食べ物はどうかというと、中華料理は油を多く使うので、長期滞在で外食の多い人は胃腸をこわすことが多いが、息子がいるおかげで、私はほとんどの食事を家で摂り、たまの外食でも、全てがおいしいと感じられた。息子も、幼稚園の中華式給食を問題なく食べていたようだ。
 私はもともと胃腸が弱く、日本ではほぼ毎日腹痛を起こしていた。ところが、上海に行くとお腹の具合がいい。体調がよく、偏頭痛もしなくなっていた。

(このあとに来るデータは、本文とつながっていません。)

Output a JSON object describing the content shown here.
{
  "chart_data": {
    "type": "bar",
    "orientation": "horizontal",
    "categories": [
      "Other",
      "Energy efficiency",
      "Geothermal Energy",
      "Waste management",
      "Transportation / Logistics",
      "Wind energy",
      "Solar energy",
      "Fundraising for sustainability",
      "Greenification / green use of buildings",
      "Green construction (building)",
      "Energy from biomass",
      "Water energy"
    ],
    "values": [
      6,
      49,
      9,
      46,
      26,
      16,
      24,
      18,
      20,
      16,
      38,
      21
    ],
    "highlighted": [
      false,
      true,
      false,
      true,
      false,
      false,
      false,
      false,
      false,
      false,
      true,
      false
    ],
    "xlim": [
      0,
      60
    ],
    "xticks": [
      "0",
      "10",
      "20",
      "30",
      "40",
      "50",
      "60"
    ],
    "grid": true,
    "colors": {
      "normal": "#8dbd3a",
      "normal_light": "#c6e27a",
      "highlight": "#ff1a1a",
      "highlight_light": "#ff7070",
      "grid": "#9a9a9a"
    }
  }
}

 上海で私たちは初めて、「日本豆腐」なるものを食べた。何と説明すればいいんだろう?揚げ出し豆腐の小さい版。それが豆腐なのかどうかわからないが、一口サイズのそれを揚げた上に、あんかけのだしがかかっていて、下には野菜がしいてある。中国東北の料理と聞いたが、結構ポピュラーなおかずらしく、たいていの店のメニューに載っていた。日本とどういう関係があるのか知らないが、「日本豆腐」は私の好物のひとつになった。

トイレ
 中国のトイレと聞くと、ドアがない、と想像する人も多いだろうが、幸い上海ではそのようなトイレにお目にかかったことはない。しかし。人口が多いせいか、マナーが悪いせいか、スーパーや百貨店のトイレはいつも不衛生だった。
 それに扉があるのに開けっ放しだったり、閉めてもカギをかけなかったり、カギが壊れていたり。中国の和式トイレは日本と逆でドアの方に向かって座っている。知らずに開けて気まずい思いをするのは、いつも私のほうだった。彼女たちは、悲鳴をあげるでもなく、文句を言うでもなく、何の反応もない。
 トイレのついでにおしりの話もしよう。中国では、おむつをする習慣があまりないのか、ほとんどの幼児が「しりわれズボン」をはいている。その名の通り、ズボンの後方に大きく切れ目が入っている。したい時にすぐ用が足せるようになっているのだ。結果、中国では、トイレトレーニングに頭を悩ますママが少ない?らしい。話には聞いていたけど、まさか大都市の上海でもお目にかかれるとは思っていなかった。特に珍しくもないらしく、あちこちで見かけた。私は小さい子供を見かけるとすぐ、おしりをチェックしてしまう。息子と「おしり、出てる?あ、出てる、出てる。やっぱりはいてるんや、しりわれパンツ。」と、いつも二人で釘付けになっていた。